If this a duplicate, my apologies but I did want to make sure to share it, as there are SO many amazing blogs, sites, groups and videos out there. There are so many great MS blogs, websites for Multiple Sclerosis, books about living with MS, videos and even Apps for MS that can help in many ways.
I am constantly amazed at the “AHH HA” moments I have as I read someone’s words or watch them on a video, and they are describing MY pain, MY spasticity, MY bladder issues or other things that I have experienced. I tend to think NO ONE will fully understand; not that they won’t sympathize or have empathy, but that they won’t KNOW what it is that I am trying to explain. Especially when you hear that everyone has a “different” MS, that no two people have the same symptoms. Hearing that over and over again I tend to then put MY MS, what I feel and live with in a box that is labeled with MY name only. But then I realize that I am wrong, I am NOT alone in this and although the sum of what is MY MS does not mean that others don’t share SOME of it. We may not all have ALL of the same symptoms but there are plenty of us that have a few in common. Reading someone else’s words of what I struggle to put into words always leaves me with goosebumps…it’s that moment when I think…HOLY SHIT!!! … they DO know what I mean (and what it feels like) when I say that my legs feel like they are one fire from the inside….that my feet and legs constantly feel heavy and hurt, but at the same time, I can’t really feel them….OR that every day (good or bad) by late afternoon I hit a wall and everything from head to toe hurts.
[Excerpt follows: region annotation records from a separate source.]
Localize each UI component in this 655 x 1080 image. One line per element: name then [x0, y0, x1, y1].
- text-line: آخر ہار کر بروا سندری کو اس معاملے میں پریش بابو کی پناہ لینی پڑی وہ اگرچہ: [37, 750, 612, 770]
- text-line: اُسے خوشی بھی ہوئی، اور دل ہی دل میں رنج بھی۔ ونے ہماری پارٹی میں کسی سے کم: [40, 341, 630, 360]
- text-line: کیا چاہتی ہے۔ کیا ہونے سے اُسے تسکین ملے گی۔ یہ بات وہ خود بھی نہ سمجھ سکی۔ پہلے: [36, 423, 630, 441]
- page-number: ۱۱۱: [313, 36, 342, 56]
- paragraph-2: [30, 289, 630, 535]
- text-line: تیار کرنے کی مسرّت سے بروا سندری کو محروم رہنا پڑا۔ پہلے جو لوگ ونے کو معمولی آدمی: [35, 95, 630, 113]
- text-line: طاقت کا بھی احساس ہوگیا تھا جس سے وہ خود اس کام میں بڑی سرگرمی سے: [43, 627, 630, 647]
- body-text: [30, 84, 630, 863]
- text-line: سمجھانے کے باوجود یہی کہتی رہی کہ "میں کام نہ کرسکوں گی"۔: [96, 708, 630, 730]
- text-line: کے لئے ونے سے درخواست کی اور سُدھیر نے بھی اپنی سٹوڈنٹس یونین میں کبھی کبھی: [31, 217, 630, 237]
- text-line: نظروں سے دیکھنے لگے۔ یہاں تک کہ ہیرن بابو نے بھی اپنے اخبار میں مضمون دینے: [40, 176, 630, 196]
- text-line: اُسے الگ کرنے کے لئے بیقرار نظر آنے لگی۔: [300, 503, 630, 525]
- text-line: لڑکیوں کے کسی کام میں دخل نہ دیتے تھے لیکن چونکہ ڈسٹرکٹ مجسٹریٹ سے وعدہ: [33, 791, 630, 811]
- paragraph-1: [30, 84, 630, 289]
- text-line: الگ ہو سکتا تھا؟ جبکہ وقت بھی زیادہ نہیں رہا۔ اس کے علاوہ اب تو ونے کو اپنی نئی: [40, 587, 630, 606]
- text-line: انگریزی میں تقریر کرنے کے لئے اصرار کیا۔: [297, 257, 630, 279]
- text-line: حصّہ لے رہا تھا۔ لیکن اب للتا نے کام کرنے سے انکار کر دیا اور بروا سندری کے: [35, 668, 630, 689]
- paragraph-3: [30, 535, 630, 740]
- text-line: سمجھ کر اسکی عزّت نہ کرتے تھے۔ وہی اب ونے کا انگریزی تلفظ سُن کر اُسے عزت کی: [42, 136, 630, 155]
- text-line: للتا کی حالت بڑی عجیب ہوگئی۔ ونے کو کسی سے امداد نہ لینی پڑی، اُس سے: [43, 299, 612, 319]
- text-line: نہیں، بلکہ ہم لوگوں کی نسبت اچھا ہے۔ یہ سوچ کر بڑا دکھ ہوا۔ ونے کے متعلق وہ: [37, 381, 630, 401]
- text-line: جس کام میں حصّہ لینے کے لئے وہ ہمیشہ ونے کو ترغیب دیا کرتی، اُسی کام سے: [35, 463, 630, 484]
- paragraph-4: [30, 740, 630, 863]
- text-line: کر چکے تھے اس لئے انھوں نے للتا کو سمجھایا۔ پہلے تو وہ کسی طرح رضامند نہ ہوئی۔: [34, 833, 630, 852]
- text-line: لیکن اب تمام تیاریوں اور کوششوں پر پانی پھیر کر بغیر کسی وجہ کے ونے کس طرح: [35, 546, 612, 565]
I will find just one blog post, a tweet, or a video and I will be reminded again that I am NOT alone and that sharing HELPS!
*****I realize that it is nearly impossible to have a complete list of ALL MS resources, but I did my best and will continue to add as I meet new MS friends and find new sources of help, advice and sharing. If you have or know of any resources that are not on the list, PLEASE post a comment here OR email me @ firstname.lastname@example.org!*****
Although I don’t intend for this to be my last communication here before the holidays end, I wanted to send out warm wishes to each and every one of you. Although my Christmas’s may look a lot different from how they were when I was a child, when my kids were little, before the MS, and before the divorce, I am learning to embrace “different.” I may not get to putting up all the decorations, baking 17 kinds of cookies, or wrap presents quite as beautifully, but I think that I AM enjoying each little thing that I do accomplish much more than in the past. Before, I think my life was lived through a haze of “GO GO GO” drive, get it all done and keep it together. As each year passes, I am trying to not beat myself up so much; to STOP harping on what I DIDN’T accomplish and appreciate what I DO GET DONE! A lot has changed and there is more change on the horizon but I am going to work hard at loving each minute of it, rather than just simply living it.